Mon parcours professionnel, qui a débuté dans la filière télécom, ne me prédestinait pas de façon tout à fait évidente à l’informatique et au Cloud – en tout cas pas au début des années 2000, lorsque je suis sorti de l’Ecole Centrale de Lyon. Mais, les évolutions technologiques ont significativement fait bouger les écosystèmes au fil des années et, à partir de 2010-2012, les industriels du monde télécom réalisent que le futur de leurs services se fera sur du matériel informatique banalisé et, naturellement, dans des environnements Cloud – ces derniers apportant une flexibilité sans pareil, toutes les ressources devenant gérées comme du logiciel. Jusque-là fondu de technologies télécom et cultivant ma différence par rapport au ‘mainstream’ de l’informatique, je bascule alors, en 2015, dans l’IT et le Cloud, travaillant d’arrache-pied à intégrer, tester et exécuter nos fonctions réseaux traditionnelles – mobiles comme fixes – sur des serveurs informatiques géneriques. Une nouvelle passion est née chez moi et ne m’a pas quitté depuis !
La leçon que j’en retire au passage : il n’est absolument pas possible de dessiner précisément le parcours que l’on va suivre au-delà des 2-3 ans à venir. Préparons-nous toujours à bifurquer, à virer, à nous ré-orienter pour découvrir d’autres contextes toujours plus excitants !
- Technica : Quelles sont selon vous les nouvelles technologies les plus prometteuses pour l'évolution de votre métier ?
Je pense qu’il y en a 3 : le logiciel, le logiciel et le logiciel. Pardon, j’en oublie : le logiciel oui, mais c’est aussi avec sa culture, ses méthodes et ses outils. Plus sérieusement, sans être spécialiste de stratégie et d’orientation technologique, les grands piliers sont effectivement fortement tractés par le monde du Software, à commencer par l’Intelligence Artificielle. On est encore loin d’avoir tout vu - sur une techno qui est actuellement en plein boom – et d’avoir pris la mesure de tous les impacts – bons ou mauvais – qu’elle aura. Il ne faut pas s’attendre à la panacée – l’IA elle-même a besoin de l’infra que nous lui mettons à disposition ainsi que d’un pilotage humain – mais elle va nous apporter dans beaucoup de métiers et a fortiori dans le nôtre, SRE.

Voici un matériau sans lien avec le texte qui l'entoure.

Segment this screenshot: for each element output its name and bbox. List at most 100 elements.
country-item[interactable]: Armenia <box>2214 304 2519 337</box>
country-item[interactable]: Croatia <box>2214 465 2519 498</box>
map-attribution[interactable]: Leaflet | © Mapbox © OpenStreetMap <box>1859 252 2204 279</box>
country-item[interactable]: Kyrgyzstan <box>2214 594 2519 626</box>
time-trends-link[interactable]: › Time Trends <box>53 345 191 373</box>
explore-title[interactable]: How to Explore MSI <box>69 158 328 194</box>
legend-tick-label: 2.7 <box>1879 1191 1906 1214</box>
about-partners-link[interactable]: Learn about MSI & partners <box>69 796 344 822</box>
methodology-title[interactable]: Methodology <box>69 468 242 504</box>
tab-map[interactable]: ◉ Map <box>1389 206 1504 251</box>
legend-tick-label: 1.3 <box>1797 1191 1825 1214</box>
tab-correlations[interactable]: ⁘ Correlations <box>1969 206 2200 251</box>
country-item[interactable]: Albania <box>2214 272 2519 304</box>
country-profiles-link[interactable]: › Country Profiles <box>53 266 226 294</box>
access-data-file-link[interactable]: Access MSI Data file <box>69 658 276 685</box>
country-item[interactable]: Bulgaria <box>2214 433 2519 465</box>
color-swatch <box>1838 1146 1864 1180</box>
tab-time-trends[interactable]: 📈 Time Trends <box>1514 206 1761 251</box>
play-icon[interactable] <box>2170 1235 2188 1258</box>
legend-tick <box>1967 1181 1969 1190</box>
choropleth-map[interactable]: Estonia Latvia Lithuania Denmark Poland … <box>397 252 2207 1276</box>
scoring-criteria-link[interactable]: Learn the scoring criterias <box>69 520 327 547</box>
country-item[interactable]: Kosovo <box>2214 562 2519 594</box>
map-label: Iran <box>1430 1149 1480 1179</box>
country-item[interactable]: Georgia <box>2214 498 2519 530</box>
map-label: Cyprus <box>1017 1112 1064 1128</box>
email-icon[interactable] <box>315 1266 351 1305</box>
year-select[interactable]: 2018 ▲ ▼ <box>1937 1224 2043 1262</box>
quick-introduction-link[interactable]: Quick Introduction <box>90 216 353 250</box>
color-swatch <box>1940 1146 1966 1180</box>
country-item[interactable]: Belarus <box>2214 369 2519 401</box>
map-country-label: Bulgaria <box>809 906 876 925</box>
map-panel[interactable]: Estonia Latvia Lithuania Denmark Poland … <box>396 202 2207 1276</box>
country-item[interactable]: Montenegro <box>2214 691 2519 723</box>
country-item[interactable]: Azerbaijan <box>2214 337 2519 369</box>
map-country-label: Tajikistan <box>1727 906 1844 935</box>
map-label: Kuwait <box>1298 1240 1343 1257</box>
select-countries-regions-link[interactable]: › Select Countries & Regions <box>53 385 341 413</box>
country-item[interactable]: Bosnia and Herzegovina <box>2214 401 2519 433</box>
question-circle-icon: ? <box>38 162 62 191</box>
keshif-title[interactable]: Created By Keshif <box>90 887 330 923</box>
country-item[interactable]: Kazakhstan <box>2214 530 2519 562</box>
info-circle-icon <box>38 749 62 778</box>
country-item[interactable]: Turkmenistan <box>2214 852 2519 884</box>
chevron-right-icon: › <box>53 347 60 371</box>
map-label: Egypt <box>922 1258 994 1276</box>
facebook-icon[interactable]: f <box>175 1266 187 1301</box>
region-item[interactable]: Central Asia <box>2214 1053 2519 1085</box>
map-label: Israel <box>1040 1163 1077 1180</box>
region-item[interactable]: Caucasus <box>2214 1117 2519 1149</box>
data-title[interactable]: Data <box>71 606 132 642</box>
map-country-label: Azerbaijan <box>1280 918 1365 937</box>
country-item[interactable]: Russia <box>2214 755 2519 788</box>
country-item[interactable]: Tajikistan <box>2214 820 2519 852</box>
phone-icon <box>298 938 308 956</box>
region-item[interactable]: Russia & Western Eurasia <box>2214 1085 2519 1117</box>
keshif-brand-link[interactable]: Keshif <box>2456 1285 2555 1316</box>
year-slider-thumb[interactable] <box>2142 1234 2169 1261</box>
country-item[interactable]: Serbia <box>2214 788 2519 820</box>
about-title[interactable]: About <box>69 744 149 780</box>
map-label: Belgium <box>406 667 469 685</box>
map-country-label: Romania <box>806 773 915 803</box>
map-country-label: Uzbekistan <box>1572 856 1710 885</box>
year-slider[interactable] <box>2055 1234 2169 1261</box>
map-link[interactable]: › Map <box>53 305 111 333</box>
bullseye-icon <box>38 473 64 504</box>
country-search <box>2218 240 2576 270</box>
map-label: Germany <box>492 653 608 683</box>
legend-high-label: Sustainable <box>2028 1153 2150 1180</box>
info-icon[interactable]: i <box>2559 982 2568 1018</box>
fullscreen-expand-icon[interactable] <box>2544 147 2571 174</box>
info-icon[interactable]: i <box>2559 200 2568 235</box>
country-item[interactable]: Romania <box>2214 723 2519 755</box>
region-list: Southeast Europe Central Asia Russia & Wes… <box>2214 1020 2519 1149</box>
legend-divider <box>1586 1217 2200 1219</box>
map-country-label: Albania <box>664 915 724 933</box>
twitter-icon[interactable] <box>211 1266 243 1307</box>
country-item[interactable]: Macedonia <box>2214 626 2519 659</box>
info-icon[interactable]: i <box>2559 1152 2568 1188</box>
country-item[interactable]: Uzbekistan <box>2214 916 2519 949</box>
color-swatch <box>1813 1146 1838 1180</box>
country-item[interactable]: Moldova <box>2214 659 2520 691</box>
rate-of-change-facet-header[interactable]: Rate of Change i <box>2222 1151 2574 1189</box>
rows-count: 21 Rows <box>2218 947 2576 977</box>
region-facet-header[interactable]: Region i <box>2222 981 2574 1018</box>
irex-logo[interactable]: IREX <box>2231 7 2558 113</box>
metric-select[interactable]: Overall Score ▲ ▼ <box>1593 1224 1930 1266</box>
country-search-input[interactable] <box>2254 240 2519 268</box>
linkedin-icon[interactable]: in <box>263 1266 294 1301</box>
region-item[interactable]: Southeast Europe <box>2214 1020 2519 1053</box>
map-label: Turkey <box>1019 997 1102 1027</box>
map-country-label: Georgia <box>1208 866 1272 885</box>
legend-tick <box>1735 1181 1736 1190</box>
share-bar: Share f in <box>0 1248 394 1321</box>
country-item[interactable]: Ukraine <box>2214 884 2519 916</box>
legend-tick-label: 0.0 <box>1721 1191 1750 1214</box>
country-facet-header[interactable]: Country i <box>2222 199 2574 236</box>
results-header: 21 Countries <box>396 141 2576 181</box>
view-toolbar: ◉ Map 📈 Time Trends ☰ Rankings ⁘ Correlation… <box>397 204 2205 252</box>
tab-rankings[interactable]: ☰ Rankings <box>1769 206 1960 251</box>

Une autre évolution à suivre et qui pourrait bien être une véritable révolution : l’ordinateur quantique. C’est d’ailleurs un sujet pris très au sérieux par OVHcloud, qui continue à investir significativement sur le sujet.
- Technica : Quelle place tient la sécurité des données dans votre travail ?
Mon chemin professionnel, qui m’a mené des télécommunications à l’informatique, m’offre une perspective assez singulière du sujet Sécurité. En Télécom, la sécurité était déjà bien sûr un sujet majeur. Mais, quelque part, elle découlait naturellement et facilement de ce que l’on designait, fabriquait et opérait en marge des autres courants technologiques majeurs comme l’informatique. En tant qu’opérateur de télécommunications, on standardisait nos propres protocoles (X25, ATM, 2G/3G, ...), faisions fabriquer des “boîtes noires” 100% propriétaires par des industriels spécialisés en télécommunications (Nokia, Ericsson, ...), ... un “entresoi”de filière qui garantissait par construction un très bon niveau de sécurité, encore une fois, enjeu majeur dans ce domaine.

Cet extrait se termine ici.